Route by complexity — small/cheap models for routine, big models for hard cases
Monitor cost-per-use case so growing use cases get attention before they become budget surprises
Optimize prompt length — long system prompts add cost on every call
What AI cannot do
Eliminate token costs — they're real and scale with usage
Substitute optimization for use-case prioritization — sometimes the right answer is to kill an expensive use case
Predict 12-month costs accurately when usage patterns are still emerging
End-of-lesson check
15 questions · take it digitally for instant feedback at tendril.neural-forge.io/learn/quiz/end-model-families-AI-cost-optimization-creators
A company notices their AI costs doubled when user traffic tripled. What fundamental characteristic of AI pricing explains this?

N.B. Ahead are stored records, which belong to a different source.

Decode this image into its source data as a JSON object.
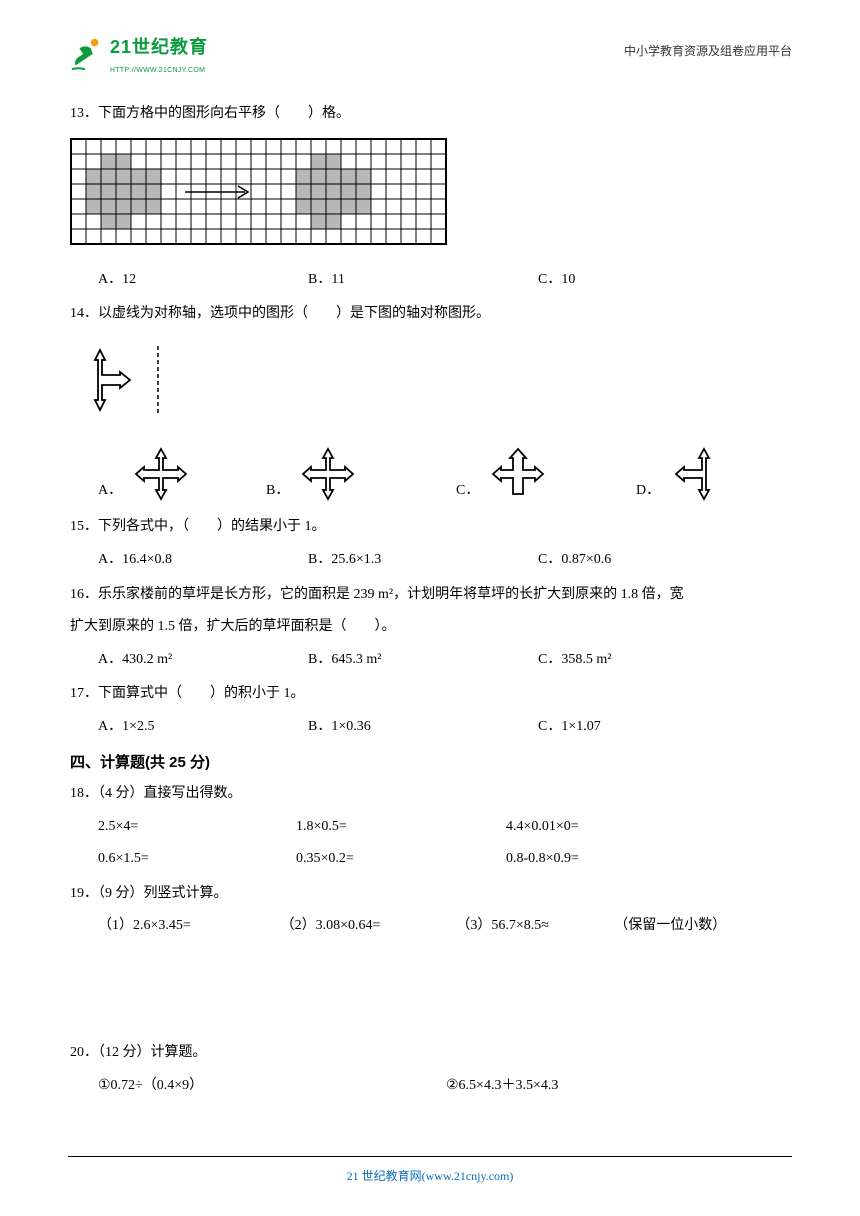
{
  "header": {
    "logo_main": "21世纪教育",
    "logo_sub": "HTTP://WWW.21CNJY.COM",
    "right_text": "中小学教育资源及组卷应用平台"
  },
  "q13": {
    "text": "13．下面方格中的图形向右平移（　　）格。",
    "optA": "A．12",
    "optB": "B．11",
    "optC": "C．10"
  },
  "q14": {
    "text": "14．以虚线为对称轴，选项中的图形（　　）是下图的轴对称图形。",
    "optA": "A．",
    "optB": "B．",
    "optC": "C．",
    "optD": "D．"
  },
  "q15": {
    "text": "15．下列各式中，（　　）的结果小于 1。",
    "optA": "A．16.4×0.8",
    "optB": "B．25.6×1.3",
    "optC": "C．0.87×0.6"
  },
  "q16": {
    "text1": "16．乐乐家楼前的草坪是长方形，它的面积是 239 m²，计划明年将草坪的长扩大到原来的 1.8 倍，宽",
    "text2": "扩大到原来的 1.5 倍，扩大后的草坪面积是（　　）。",
    "optA": "A．430.2 m²",
    "optB": "B．645.3 m²",
    "optC": "C．358.5 m²"
  },
  "q17": {
    "text": "17．下面算式中（　　）的积小于 1。",
    "optA": "A．1×2.5",
    "optB": "B．1×0.36",
    "optC": "C．1×1.07"
  },
  "section4": "四、计算题(共 25 分)",
  "q18": {
    "text": "18．（4 分）直接写出得数。",
    "r1c1": "2.5×4=",
    "r1c2": "1.8×0.5=",
    "r1c3": "4.4×0.01×0=",
    "r2c1": "0.6×1.5=",
    "r2c2": "0.35×0.2=",
    "r2c3": "0.8-0.8×0.9="
  },
  "q19": {
    "text": "19．（9 分）列竖式计算。",
    "p1": "（1）2.6×3.45=",
    "p2": "（2）3.08×0.64=",
    "p3": "（3）56.7×8.5≈",
    "note": "（保留一位小数）"
  },
  "q20": {
    "text": "20．（12 分）计算题。",
    "p1": "①0.72÷（0.4×9）",
    "p2": "②6.5×4.3＋3.5×4.3"
  },
  "footer": "21 世纪教育网(www.21cnjy.com)",
  "grid": {
    "cols": 25,
    "rows": 7,
    "cell": 15,
    "fill": "#b8b8b8",
    "stroke": "#000000"
  },
  "arrow_colors": {
    "stroke": "#000000",
    "fill": "#ffffff"
  }
}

Network latency directly determines pricing
AI providers increase prices during peak hours
Token costs scale proportionally with usage volume
Third-party API fees are fixed regardless of use
A team wants to reduce costs by using cheaper models for some requests. What approach does the lesson recommend for deciding which requests get which model?
Route by time of day - use cheap models during business hours
Route by request length - shorter prompts get cheaper models
Route by customer tier - premium users get expensive models
Route by complexity - small models for routine tasks, big models for hard cases
A startup's AI bill went from $200/month during pilot to $20,000/month in production within months. What does the lesson identify as the primary reason for such cost surprises?
Competitors intentionally driving up costs
Inefficient coding by the development team
Failure to monitor cost-per-use case as usage grows
Unexpected API price increases by providers
A particular AI feature costs $15,000/month and is used by only 2% of users. What does the lesson recommend as a potential solution beyond optimization?
Kill the expensive use case entirely
Add more features to justify the cost
Increase prices for all users to offset costs
Switch to a more expensive model for better quality
A finance team wants to forecast AI costs 12 months ahead for budget planning. Based on the lesson, how accurate can such predictions be?
Predictions can be 100% accurate with proper tooling
Predictions will likely be inaccurate because usage patterns are still emerging
Annual predictions are required by financial regulations
Forecasts are only inaccurate for first-year startups
After switching to a smaller model to save costs, a company notices more customer complaints about quality. What does the lesson identify as the missing step?
Ignore complaints since costs are lower
Switch back to the expensive model immediately
Add more tokens to compensate for quality loss
Pair cost reduction with quality measurement
An audit reveals a use case ranked #1 by total spend but #15 by user impact. What should the audit recommend?
Move it to the most expensive model available
Review whether this high-cost, low-impact use case should be discontinued
Add more features to increase its cost
Increase marketing for the use case
Which audit output helps identify opportunities where the same context is sent repeatedly?
Usage growth trajectory
Prompt engineering optimizations
Model routing opportunities
Caching opportunities analysis
A team implements aggressive cost optimizations across all AI features. Months later, they discover quality has degraded significantly without realizing it. What underlying issue does the lesson identify?
Cost optimization without quality measurement hides quality degradation
The team chose the wrong optimization techniques
AI models naturally degrade over time
The optimizations were not aggressive enough
A use case shows 20% month-over-month growth in API calls. According to the audit outputs in the lesson, what should be expected?
Costs will increase by exactly 20%
5x cost increase within 6 months
Cost will remain stable due to volume discounts
Costs will decrease due to learning effects
Which type of guardrail limits individual user spending on AI features?
Per-request cost limits
Per-user cost limits
Per-environment cost limits
Per-feature cost limits
A development team believes cost discipline should only matter when costs reach enterprise levels. What does the lesson say about when cost discipline becomes necessary?
Cost discipline should be delayed until scaling is complete
Cost discipline is only for enterprise companies
Cost discipline is optional for non-profit projects
Cost discipline is operational hygiene once production volumes are non-trivial
When analyzing audit results, which finding would indicate opportunities to use smaller, cheaper models?
Use cases where simpler models would likely suffice
Use cases with the highest token counts
Use cases experiencing errors
Use cases with the longest response times
A company considers using the most powerful AI model available for all requests to ensure maximum quality. What does the lesson suggest as a better approach?
Use the most powerful model during business hours only
Use the most powerful model but reduce token counts
Use the most powerful model for new users only
Use powerful models only for hard cases, routing simpler requests to cheaper models
What audit output identifies when system prompts contain unnecessary content?